Affinity of phenolic compounds for transition metal ions immobilized on cation-exchange columns

Abstract

Immobilized metal ion affinity chromatography (IMAC) is useful in purification of histidine-tagged or histidine-rich proteins and peptides from a variety of hosts. However, phenolic compounds including polyphenols interfere with IMAC due to their high affinities for the transition metals immobilized on the column resins, which hampers the purification of proteins from plant-based host systems.
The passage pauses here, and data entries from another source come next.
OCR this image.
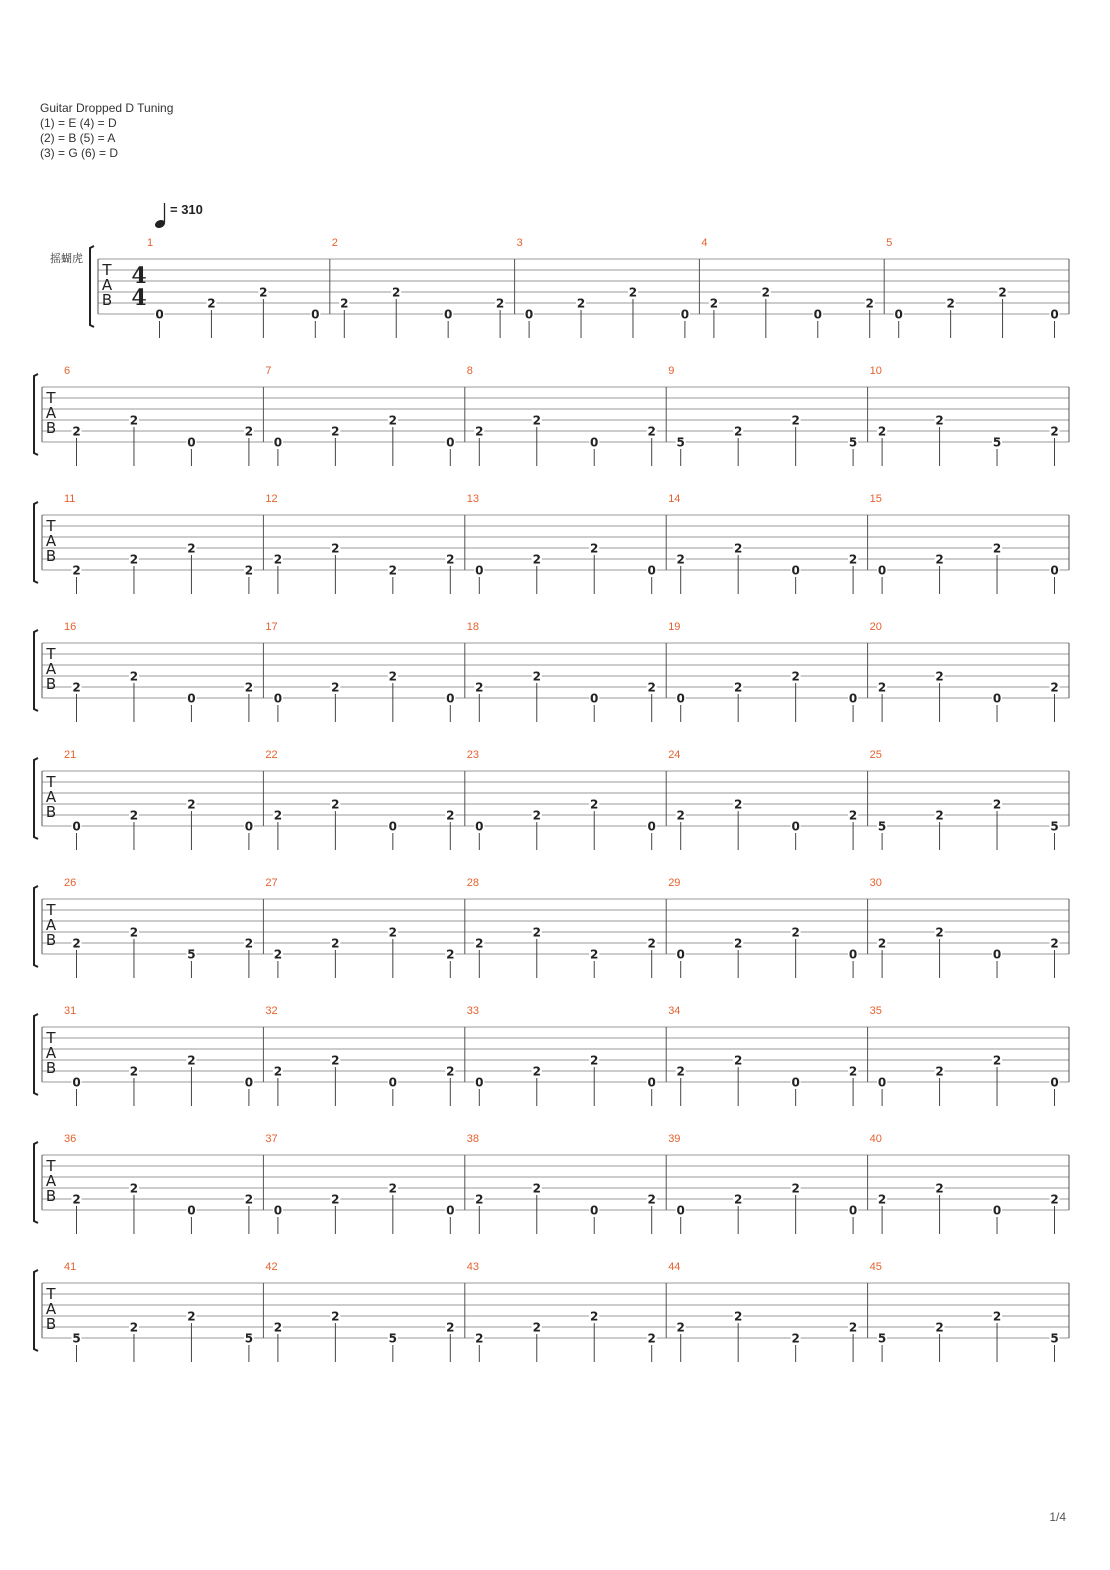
Guitar Dropped D Tuning
(1) = E (4) = D
(2) = B (5) = A
(3) = G (6) = D
= 310
摇蝴虎
T
A
B
4
4
1
0
2
2
0
2
2
2
0
2
3
0
2
2
0
4
2
2
0
2
5
0
2
2
0
T
A
B
6
2
2
0
2
7
0
2
2
0
8
2
2
0
2
9
5
2
2
5
10
2
2
5
2
T
A
B
11
2
2
2
2
12
2
2
2
2
13
0
2
2
0
14
2
2
0
2
15
0
2
2
0
T
A
B
16
2
2
0
2
17
0
2
2
0
18
2
2
0
2
19
0
2
2
0
20
2
2
0
2
T
A
B
21
0
2
2
0
22
2
2
0
2
23
0
2
2
0
24
2
2
0
2
25
5
2
2
5
T
A
B
26
2
2
5
2
27
2
2
2
2
28
2
2
2
2
29
0
2
2
0
30
2
2
0
2
T
A
B
31
0
2
2
0
32
2
2
0
2
33
0
2
2
0
34
2
2
0
2
35
0
2
2
0
T
A
B
36
2
2
0
2
37
0
2
2
0
38
2
2
0
2
39
0
2
2
0
40
2
2
0
2
T
A
B
41
5
2
2
5
42
2
2
5
2
43
2
2
2
2
44
2
2
2
2
45
5
2
2
5
1/4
In contrast to extensive knowledge of the mechanism of the interactions between phenolic compounds and transition metal ions in solution, an understanding of the interactions on the columns, where transition metal ions are immobilized on the resins, remains elusive. This study systematically investigated the affinity of phenolic compounds for transition metal ions by varying the number and position of phenolic hydroxyl groups (OH groups) and using different transition metals—Fe(II), Cu(II) and Ni(II)—on various IMACs, in which the columns were fabricated by equilibrating the cation-exchange column with transition metal solutions. It was found that the more OH groups the aromatic compounds have, the higher the affinity for transition metal ions; in particular, methyl gallate and pyrogallol were permanently bound to the IMAC column, which reflected coordinate bond formation with the transition metal ions. Importantly, the phenolic compounds showed no obvious affinity for the Ni(II)-IMAC column, in contrast to the Fe(II)- and Cu(II)-IMAC columns, whereas imidazole and histidine-tagged proteins showed evident binding to the Ni(II)-IMAC column. Ni(II)-IMAC should thus be especially effective in isolating histidine-tagged and histidine-rich species from phenolic compound-containing systems. These results indicate that the affinity between phenolic compounds and transition metal ions on the column is consistent with the results in solution. They also provide a comprehensive view for devising strategies to improve IMAC purification of target proteins and peptides from samples containing phenolic compounds.